First off, we need to know: how much power does our factory use? That's easy - you can check the electricity tab by clicking on a power pole.
Here we see one radar using 300 kW. Factorio uses real science here. A Watt (W) is a measure of energy transfer. A kilowatt (kW) is 1000 W, a megawatt (MW) is 1000 kW, and if you're lucky enough to ever make a factory big enough, a gigawatt (GW) is 1000 MW.
So that answers the question of how much power our factory uses. To keep our factory running at full speed we need to maintain 300 kW. For ease of comparison, we'll convert that to 0.3 MW.
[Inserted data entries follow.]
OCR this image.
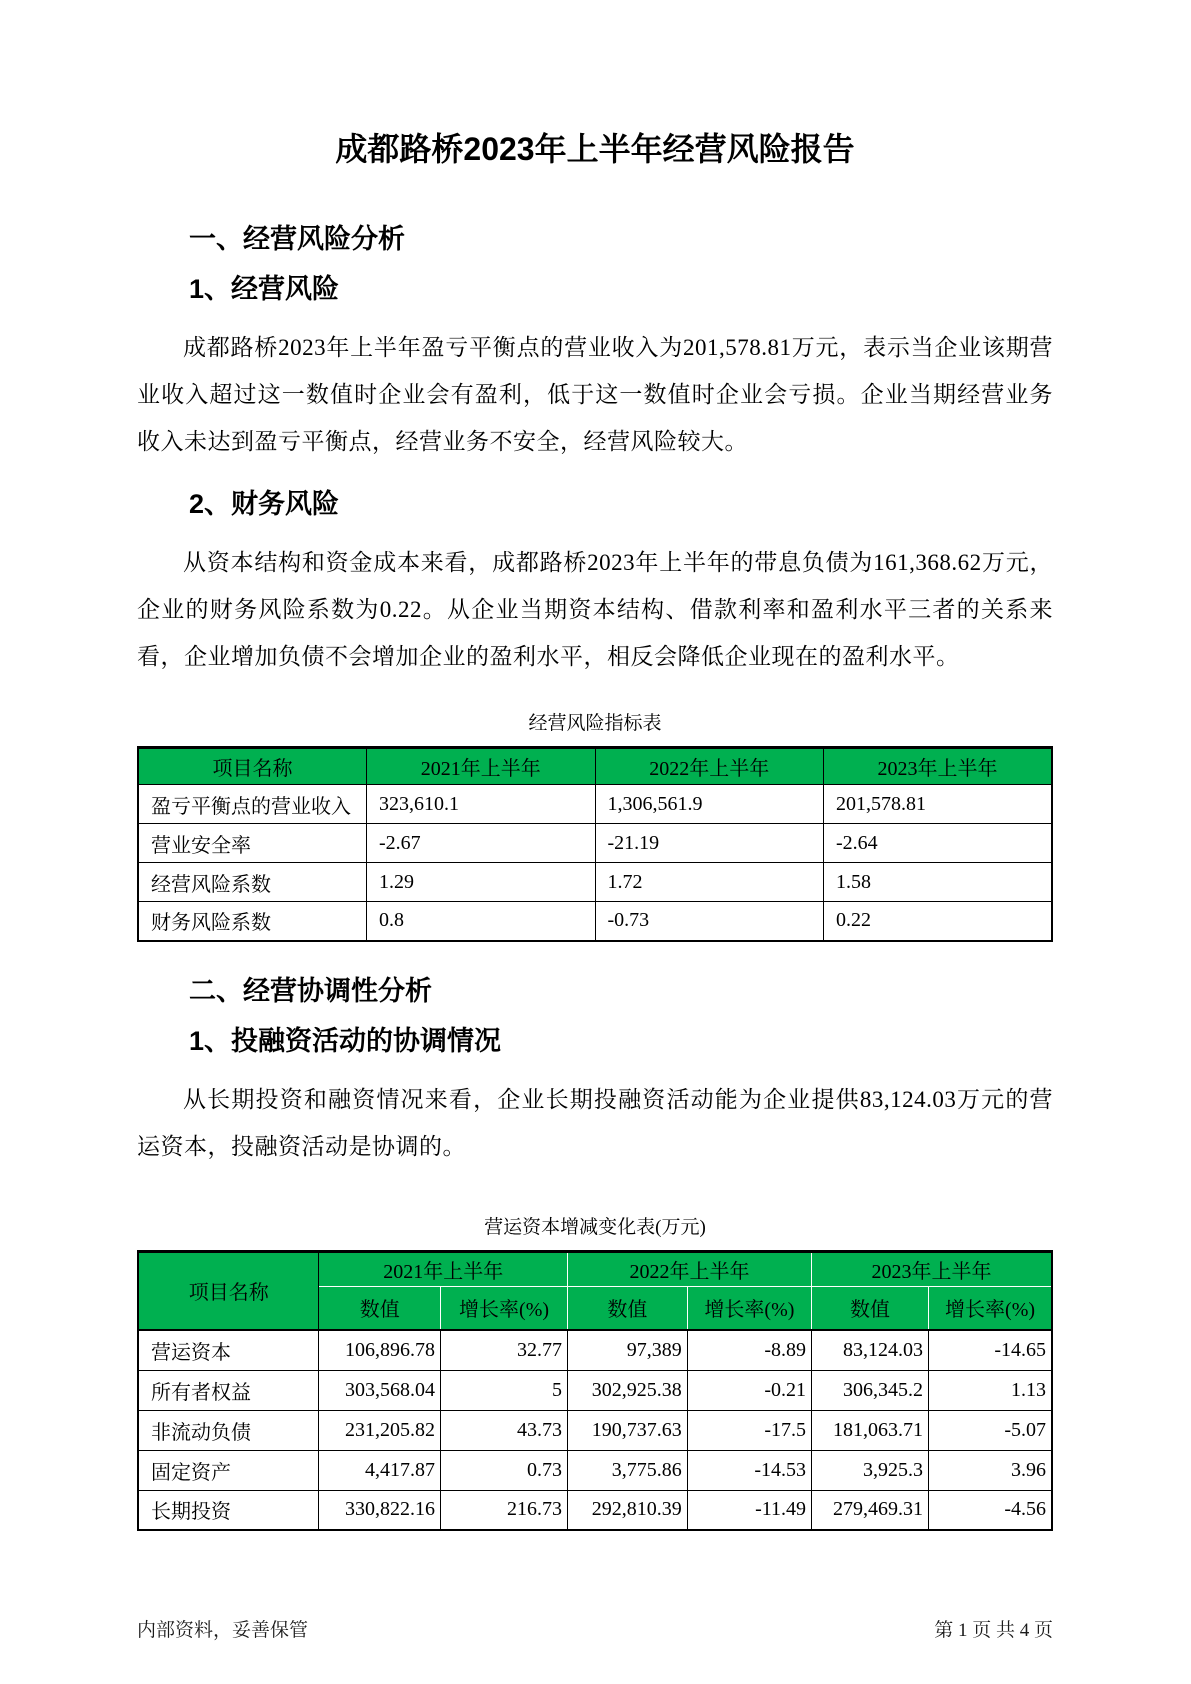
成都路桥2023年上半年经营风险报告
一、经营风险分析
1、经营风险

成都路桥2023年上半年盈亏平衡点的营业收入为201,578.81万元，表示当企业该期营业收入超过这一数值时企业会有盈利，低于这一数值时企业会亏损。企业当期经营业务收入未达到盈亏平衡点，经营业务不安全，经营风险较大。

2、财务风险

从资本结构和资金成本来看，成都路桥2023年上半年的带息负债为161,368.62万元，企业的财务风险系数为0.22。从企业当期资本结构、借款利率和盈利水平三者的关系来看，企业增加负债不会增加企业的盈利水平，相反会降低企业现在的盈利水平。

经营风险指标表
项目名称	2021年上半年	2022年上半年	2023年上半年
盈亏平衡点的营业收入	323,610.1	1,306,561.9	201,578.81
营业安全率	-2.67	-21.19	-2.64
经营风险系数	1.29	1.72	1.58
财务风险系数	0.8	-0.73	0.22
二、经营协调性分析
1、投融资活动的协调情况

从长期投资和融资情况来看，企业长期投融资活动能为企业提供83,124.03万元的营运资本，投融资活动是协调的。

营运资本增减变化表(万元)
项目名称	2021年上半年		2022年上半年		2023年上半年	
	数值	增长率(%)	数值	增长率(%)	数值	增长率(%)
营运资本	106,896.78	32.77	97,389	-8.89	83,124.03	-14.65
所有者权益	303,568.04	5	302,925.38	-0.21	306,345.2	1.13
非流动负债	231,205.82	43.73	190,737.63	-17.5	181,063.71	-5.07
固定资产	4,417.87	0.73	3,775.86	-14.53	3,925.3	3.96
长期投资	330,822.16	216.73	292,810.39	-11.49	279,469.31	-4.56
内部资料，妥善保管	第 1 页 共 4 页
Next question! How much power is stored in coal? That's also easy, because it tells us when we hover over it: 4 MJ.
A Joule is another standard measure of stored energy. As with Watts a kilojoule (kJ) is 1000 J, and so on. There is a fixed relationship between Joules and Watts. 1 Joule can provide 1 Watt of power for 1 second. As a formula:
J = W × s
So to run our factory at 0.3 MW, we need to consume 0.3 MJ every second.
Quiz
How long could one piece of coal (4 MJ) run our single radar (0.3 MW)?
Expand to reveal answer
4 MJ = 0.3 MW × s s = 4 MJ ÷ 0.3 MW s = 13.33
A bit more than 13 seconds.
What is the maximum size factory (in watts) a single piece of coal could run for 5 seconds?
Expand to reveal answer
4 MJ = MW × 5 MW = 4 MJ ÷ 5 MW = 0.8
0.8 megawatts.
BONUS! A ton of real world coal contains about 21 GJ. How much does a piece of Factorio coal weigh?
Expand to reveal answer
The energy ratios will match the weight ratios, so:
4 MJ / 21000 MJ = weight ÷ 1000 kG weight = (4 MJ ÷ 21000 MJ) × 1000 kG weight = 0.19 kG
About 190g! Still doesn't explain how our character can carry so much of it...
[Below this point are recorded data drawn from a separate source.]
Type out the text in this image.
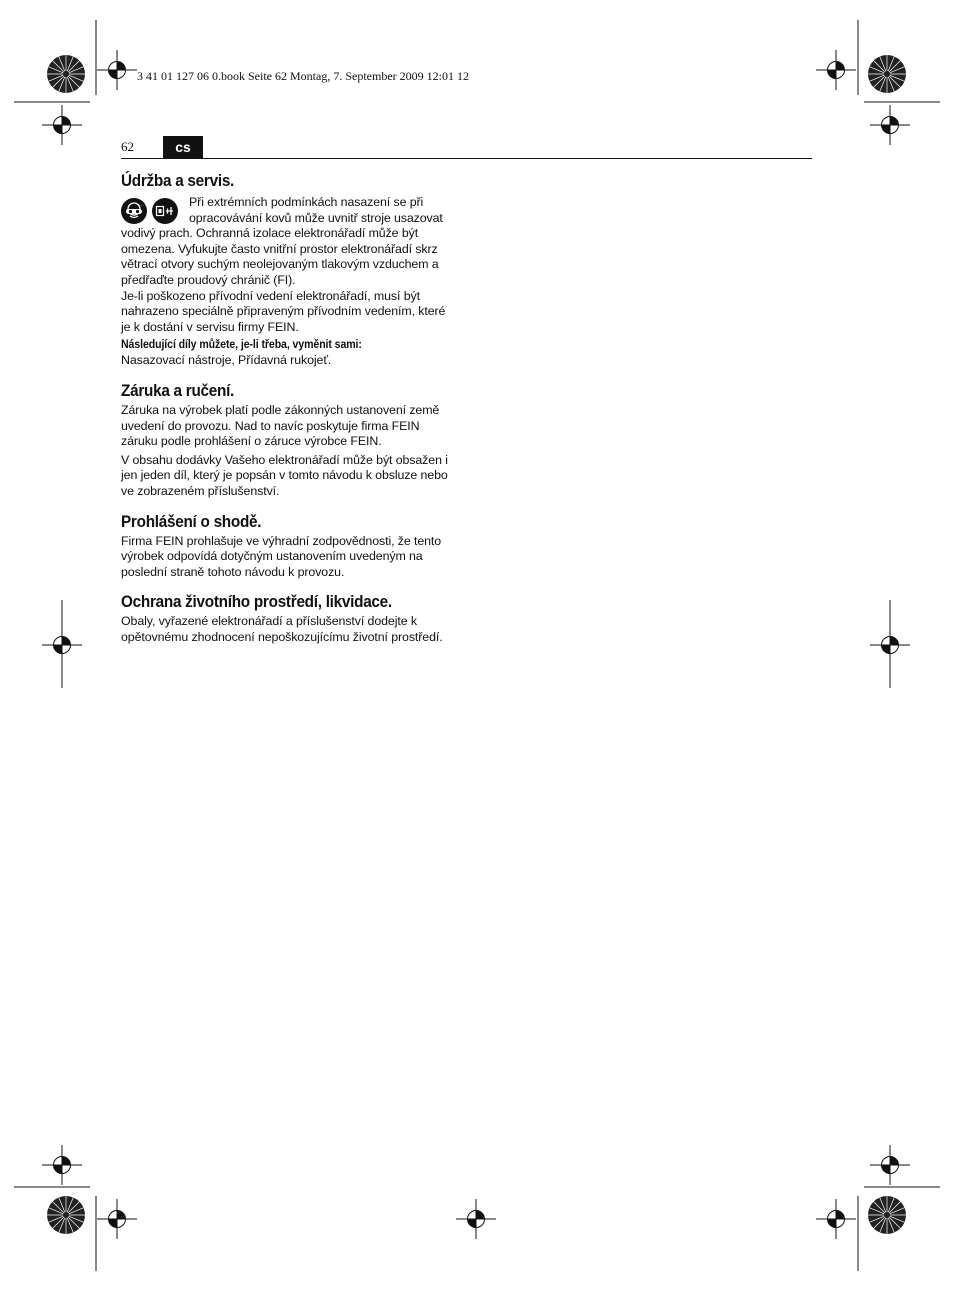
3 41 01 127 06 0.book Seite 62 Montag, 7. September 2009 12:01 12
62	cs
Údržba a servis.

Při extrémních podmínkách nasazení se při opracovávání kovů může uvnitř stroje usazovat vodivý prach. Ochranná izolace elektronářadí může být omezena. Vyfukujte často vnitřní prostor elektronářadí skrz větrací otvory suchým neolejovaným tlakovým vzduchem a předřaďte proudový chránič (FI).

Je-li poškozeno přívodní vedení elektronářadí, musí být nahrazeno speciálně připraveným přívodním vedením, které je k dostání v servisu firmy FEIN.

Následující díly můžete, je-li třeba, vyměnit sami:

Nasazovací nástroje, Přídavná rukojeť.

Záruka a ručení.

Záruka na výrobek platí podle zákonných ustanovení země uvedení do provozu. Nad to navíc poskytuje firma FEIN záruku podle prohlášení o záruce výrobce FEIN.

V obsahu dodávky Vašeho elektronářadí může být obsažen i jen jeden díl, který je popsán v tomto návodu k obsluze nebo ve zobrazeném příslušenství.

Prohlášení o shodě.

Firma FEIN prohlašuje ve výhradní zodpovědnosti, že tento výrobek odpovídá dotyčným ustanovením uvedeným na poslední straně tohoto návodu k provozu.

Ochrana životního prostředí, likvidace.

Obaly, vyřazené elektronářadí a příslušenství dodejte k opětovnému zhodnocení nepoškozujícímu životní prostředí.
Now we have everything we need to answer our initial question: how much coal do we need to power our factory? Well, the question actually needs to be a bit
more precise: how much coal do we need per second to power our factory?
Aside: why did the radar run for 20s and not 13.5s (50% of 27s)?
Because it doesn't turn on and off instantly. As you can see in the graph, it ramps up then ramps down. Technically, if you measured the area under the curve it would give you the expected 4 MJ.
Quiz
How much coal per second is needed to power a 20 MW factory?
Expand to reveal answer
Since J = W × s
, a 20 MW factory will consume 20 MJ/s. Since coal contains 4 MJ, we'll need 5 coal per second (5 × 4 MJ = 20 MJ
).
BONUS! How many mining drills are needed to produce that much coal?
Expand to reveal answer
Per the linked page, an electric mining drill produces 0.5/s, so we'll need 10 electric mining drills (10 × 0.5 = 5
).
SECOND BONUS! The average American household uses 3.2 GJ in a month (typically expressed as 888 kilowatt hours). How much Factorio coal would be needed to power one of these homes for that period, and how many homes could a steam engine support (900 kW), assuming the power is used at a constant rate? (Assume 30 days in a month.)
Expand to reveal answer
3.2 GJ = 3,200 MJ 3200 MJ ÷ 4 MJ = 800
3200 MJ ÷ 30 days ÷ 24 hours ÷ 60 minutes ÷ 60 seconds = 1234.5679 W 900,000 ÷ 1234.5679 = 729
800 pieces of coal per household and a single steam engine could power 729 households exactly.